A Solution Contains 10.0% (By Mass) Or (Mass/Mass) NaBr (Sodium Bromide) (Molar Mass= 102 89 G/Mol). The Density Of The Solution Is 1 046 G/Cm What Is The Molarity Of The NaBr Solution?
A 0.610
B. 0.970
C 0.280
D. 1.02 M
E. 0.583
The correct answer and explanation is :
To find the molarity (M) of the NaBr solution, follow these steps:
Step 1: Understand Given Data
- Mass percent of NaBr = 10.0% (which means 10.0 g of NaBr in 100 g of solution)
- Molar mass of NaBr = 102.89 g/mol
- Density of the solution = 1.046 g/cm³ (which is equivalent to 1.046 g/mL)
Step 2: Determine the Volume of the Solution
We assume 100 g of solution. Using density:
[
\text{Volume} = \frac{\text{Mass of solution}}{\text{Density}}
]
[
\text{Volume} = \frac{100 \text{ g}}{1.046 \text{ g/mL}} = 95.60 \text{ mL} = 0.0956 \text{ L}
]
Step 3: Find the Moles of NaBr
Since 10.0 g of NaBr is present:
[
\text{Moles of NaBr} = \frac{\text{Mass of NaBr}}{\text{Molar mass of NaBr}}
]
[
\text{Moles of NaBr} = \frac{10.0 \text{ g}}{102.89 \text{ g/mol}} = 0.0972 \text{ moles}
]
Step 4: Calculate Molarity
Molarity (M) is defined as:
[
M = \frac{\text{Moles of solute}}{\text{Liters of solution}}
]
[
M = \frac{0.0972}{0.0956} = 1.02 \text{ M}
]
Final Answer:
The correct answer is D. 1.02 M
Explanation (300 words)
Molarity (M) represents the concentration of a solution, measured as moles of solute per liter of solution. In this problem, we were given a 10.0% NaBr solution by mass, meaning that for every 100 g of solution, 10.0 g is NaBr. The density of the solution is 1.046 g/mL, allowing us to determine the volume of 100 g of solution.
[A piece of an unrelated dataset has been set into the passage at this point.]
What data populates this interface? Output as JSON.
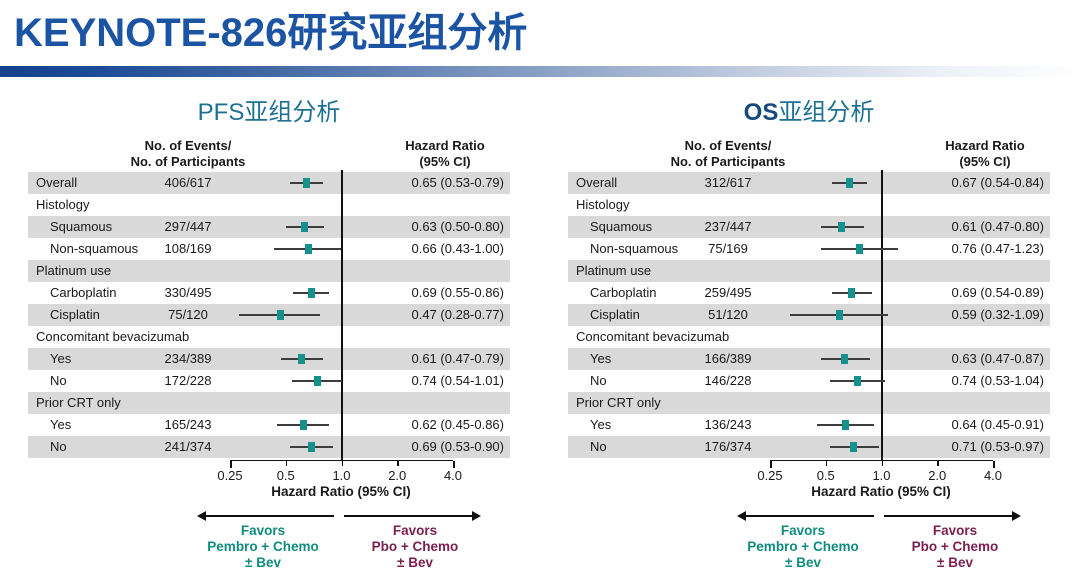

To find the molarity, we first calculated the volume of 100 g of solution using the density formula, giving 95.60 mL (or 0.0956 L). Then, we calculated the moles of NaBr using its molar mass (102.89 g/mol), resulting in 0.0972 moles.
Finally, dividing the moles of NaBr (0.0972 moles) by the volume in liters (0.0956 L) gave us the molarity:
[
M = \frac{0.0972}{0.0956} = 1.02 M
]
This means that the solution has 1.02 moles of NaBr per liter, making the correct answer option D (1.02 M).